“Getting Bin Laden,” published in this week’s New Yorker and online today, has all the trappings of a Hollywood espionage thriller. Having spoken to numerous officials in the military, the Obama administration, and the Navy SEALS of Team Six, writer Nicholas Schmidle paints a thrilling play-by-play of the mission’s preparation, execution and aftermath. Including the chilling radio message confirming the death of Osama bin Laden: “For God and country—Geronimo, Geronimo, Geronimo.”

You can find the full text here.

Some particularly interesting scenes include the moments immediately following the crash of the first Blackhawk helicopter, caught in the rotor wash bouncing off the compound’s walls:

“Eternity is defined as the time be tween when you see something go awry and that first voice report,” the special-operations officer said. The officials in Washington viewed the aerial footage and waited anxiously to hear a military communication. The senior adviser to the President compared the experience to watching “the climax of a movie.”

The initial moment of contact:

“Three SEALs shuttled past Khalid’s body and blew open another metal cage, which obstructed the staircase leading to the third floor. Bounding up the unlit stairs, they scanned the railed landing. On the top stair, the lead SEAL swivelled right; with his night-vision goggles, he discerned that a tall, rangy man with a fist-length beard was peeking out from behind a bedroom door, ten feet away.”

And the disposal of the body:

“Bin Laden’s body was washed, wrapped in a white burial shroud, weighted, and then slipped inside a bag. The process was done “in strict conformance with Islamic precepts and practices,” Brennan later told reporters. The JSOC liaison, the military-police contingent, and several sailors placed the shrouded body on an open-air elevator, and rode down with it to the lower level, which functions as a hangar for airplanes. From a height of between twenty and twenty-five feet above the waves, they heaved the corpse into the water.”
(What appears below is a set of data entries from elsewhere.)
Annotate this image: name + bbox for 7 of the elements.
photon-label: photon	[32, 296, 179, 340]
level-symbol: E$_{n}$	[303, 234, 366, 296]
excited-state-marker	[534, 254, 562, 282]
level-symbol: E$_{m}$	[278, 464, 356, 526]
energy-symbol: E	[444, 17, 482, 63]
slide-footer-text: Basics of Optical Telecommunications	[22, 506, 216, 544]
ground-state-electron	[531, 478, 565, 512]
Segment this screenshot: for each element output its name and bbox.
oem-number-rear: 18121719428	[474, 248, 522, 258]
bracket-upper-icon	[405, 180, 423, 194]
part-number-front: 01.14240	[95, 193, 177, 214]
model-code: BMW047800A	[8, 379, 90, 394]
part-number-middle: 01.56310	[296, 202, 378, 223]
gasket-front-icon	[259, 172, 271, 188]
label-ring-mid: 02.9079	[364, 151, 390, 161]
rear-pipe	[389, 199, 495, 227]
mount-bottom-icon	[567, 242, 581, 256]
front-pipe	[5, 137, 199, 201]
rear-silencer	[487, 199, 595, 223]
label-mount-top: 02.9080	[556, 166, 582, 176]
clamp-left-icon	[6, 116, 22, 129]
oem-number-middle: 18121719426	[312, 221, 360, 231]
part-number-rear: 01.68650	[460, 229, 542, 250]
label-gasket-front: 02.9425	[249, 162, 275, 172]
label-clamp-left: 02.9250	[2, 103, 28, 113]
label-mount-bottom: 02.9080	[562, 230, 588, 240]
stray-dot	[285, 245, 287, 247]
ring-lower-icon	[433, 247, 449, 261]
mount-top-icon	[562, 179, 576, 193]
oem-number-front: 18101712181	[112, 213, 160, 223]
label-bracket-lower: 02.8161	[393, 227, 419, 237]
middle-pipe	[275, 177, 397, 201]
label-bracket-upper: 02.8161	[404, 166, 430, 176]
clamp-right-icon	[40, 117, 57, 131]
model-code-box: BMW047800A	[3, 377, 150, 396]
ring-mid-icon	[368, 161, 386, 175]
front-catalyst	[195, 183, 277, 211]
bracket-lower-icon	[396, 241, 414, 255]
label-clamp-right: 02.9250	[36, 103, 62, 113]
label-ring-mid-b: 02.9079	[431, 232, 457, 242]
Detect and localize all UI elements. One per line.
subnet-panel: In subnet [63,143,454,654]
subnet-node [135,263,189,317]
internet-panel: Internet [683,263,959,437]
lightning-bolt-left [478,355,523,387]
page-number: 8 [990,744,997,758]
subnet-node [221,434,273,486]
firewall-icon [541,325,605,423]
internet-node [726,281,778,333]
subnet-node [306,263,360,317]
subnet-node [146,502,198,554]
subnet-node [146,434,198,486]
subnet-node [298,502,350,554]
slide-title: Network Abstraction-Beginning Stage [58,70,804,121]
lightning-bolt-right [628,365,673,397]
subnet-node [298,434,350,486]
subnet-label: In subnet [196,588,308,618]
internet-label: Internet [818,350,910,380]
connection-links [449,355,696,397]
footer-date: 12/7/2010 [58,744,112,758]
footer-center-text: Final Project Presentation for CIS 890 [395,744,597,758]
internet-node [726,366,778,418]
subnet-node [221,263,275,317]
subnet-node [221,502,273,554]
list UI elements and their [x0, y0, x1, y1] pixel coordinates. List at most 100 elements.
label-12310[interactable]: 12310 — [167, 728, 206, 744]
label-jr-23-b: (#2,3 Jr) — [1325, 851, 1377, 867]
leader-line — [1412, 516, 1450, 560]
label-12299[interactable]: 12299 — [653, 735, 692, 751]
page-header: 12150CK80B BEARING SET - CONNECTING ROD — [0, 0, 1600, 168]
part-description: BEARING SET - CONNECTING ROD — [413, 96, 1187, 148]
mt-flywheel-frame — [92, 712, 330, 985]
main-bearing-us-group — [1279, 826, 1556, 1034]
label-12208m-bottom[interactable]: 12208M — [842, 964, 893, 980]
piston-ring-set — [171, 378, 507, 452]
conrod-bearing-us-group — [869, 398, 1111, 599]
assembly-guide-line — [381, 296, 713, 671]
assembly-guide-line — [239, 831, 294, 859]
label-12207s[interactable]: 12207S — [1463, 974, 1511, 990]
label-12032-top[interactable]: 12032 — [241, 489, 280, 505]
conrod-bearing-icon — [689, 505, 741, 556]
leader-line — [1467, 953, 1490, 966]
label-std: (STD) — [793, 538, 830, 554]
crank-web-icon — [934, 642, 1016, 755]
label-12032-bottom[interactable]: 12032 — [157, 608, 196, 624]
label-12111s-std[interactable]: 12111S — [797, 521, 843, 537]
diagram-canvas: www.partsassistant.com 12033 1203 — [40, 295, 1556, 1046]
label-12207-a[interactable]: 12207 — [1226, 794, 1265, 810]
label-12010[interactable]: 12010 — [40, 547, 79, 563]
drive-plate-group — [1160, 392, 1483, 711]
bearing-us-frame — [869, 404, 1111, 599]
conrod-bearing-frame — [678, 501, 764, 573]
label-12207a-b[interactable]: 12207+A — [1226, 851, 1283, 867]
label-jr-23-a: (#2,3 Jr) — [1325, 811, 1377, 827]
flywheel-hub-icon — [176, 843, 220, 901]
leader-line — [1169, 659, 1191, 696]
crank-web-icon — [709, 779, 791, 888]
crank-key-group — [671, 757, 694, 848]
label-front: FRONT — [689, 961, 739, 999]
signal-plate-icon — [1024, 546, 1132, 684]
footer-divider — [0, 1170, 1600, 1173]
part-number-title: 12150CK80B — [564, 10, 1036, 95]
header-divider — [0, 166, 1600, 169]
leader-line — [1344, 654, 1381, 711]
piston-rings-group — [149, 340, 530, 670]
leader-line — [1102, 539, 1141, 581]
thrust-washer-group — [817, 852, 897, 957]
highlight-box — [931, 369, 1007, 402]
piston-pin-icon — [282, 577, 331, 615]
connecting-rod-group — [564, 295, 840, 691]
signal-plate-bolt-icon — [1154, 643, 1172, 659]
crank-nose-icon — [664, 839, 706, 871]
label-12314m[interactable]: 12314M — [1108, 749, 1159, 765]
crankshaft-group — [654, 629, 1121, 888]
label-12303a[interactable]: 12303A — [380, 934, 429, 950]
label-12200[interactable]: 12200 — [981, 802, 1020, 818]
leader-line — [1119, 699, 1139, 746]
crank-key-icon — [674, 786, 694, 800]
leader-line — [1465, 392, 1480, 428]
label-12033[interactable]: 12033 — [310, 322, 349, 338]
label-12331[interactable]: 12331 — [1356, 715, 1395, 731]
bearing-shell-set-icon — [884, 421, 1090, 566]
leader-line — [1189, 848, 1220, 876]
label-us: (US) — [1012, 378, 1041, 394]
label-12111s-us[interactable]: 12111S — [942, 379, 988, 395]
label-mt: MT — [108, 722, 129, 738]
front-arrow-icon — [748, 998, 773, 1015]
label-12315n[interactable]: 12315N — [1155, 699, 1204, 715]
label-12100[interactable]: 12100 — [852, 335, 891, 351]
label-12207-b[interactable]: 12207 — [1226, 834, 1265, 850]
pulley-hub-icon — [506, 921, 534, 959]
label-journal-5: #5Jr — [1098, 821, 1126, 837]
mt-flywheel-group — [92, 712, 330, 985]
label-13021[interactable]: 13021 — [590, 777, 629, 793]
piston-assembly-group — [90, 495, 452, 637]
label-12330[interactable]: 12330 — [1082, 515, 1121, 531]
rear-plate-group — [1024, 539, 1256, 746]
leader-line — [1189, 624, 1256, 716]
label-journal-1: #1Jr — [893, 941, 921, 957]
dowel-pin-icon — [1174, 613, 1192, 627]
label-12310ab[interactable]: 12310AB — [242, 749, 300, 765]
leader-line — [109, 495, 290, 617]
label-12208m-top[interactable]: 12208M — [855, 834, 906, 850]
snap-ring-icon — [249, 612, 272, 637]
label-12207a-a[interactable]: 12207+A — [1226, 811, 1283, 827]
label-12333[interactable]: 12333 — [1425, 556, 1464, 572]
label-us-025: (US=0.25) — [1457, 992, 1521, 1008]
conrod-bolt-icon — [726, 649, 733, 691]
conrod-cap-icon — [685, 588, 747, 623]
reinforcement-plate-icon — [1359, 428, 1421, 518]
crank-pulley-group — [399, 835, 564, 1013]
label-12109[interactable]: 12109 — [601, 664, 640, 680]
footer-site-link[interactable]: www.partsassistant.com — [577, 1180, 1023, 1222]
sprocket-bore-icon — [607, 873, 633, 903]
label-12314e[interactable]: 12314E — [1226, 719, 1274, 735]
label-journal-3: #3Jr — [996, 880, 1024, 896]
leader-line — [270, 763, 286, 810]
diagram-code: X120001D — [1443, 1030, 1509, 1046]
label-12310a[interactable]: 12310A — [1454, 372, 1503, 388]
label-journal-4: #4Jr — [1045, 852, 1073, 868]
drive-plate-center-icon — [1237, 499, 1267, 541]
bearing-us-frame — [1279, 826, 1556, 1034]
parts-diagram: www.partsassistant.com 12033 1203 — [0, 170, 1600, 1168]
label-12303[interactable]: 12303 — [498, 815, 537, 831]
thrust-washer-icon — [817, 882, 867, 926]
Aside from the detailed tick-tock of the operation, another point of interest here is the future precedent set in the special operations world by the mission’s success: Several administration and military figures, including vice-chairman of the Joint Chiefs of Staff James Cartwright, are quoted expressing confidence in the likelihood (and success) of similar missions in the future.

But perhaps most interesting of all is the revelation of just how frequently covert missions are staged inside Pakistan. A special operations officer quoted anonymously in the article cites ten to twelve prior missions performed by the same elite SEAL team in Pakistan.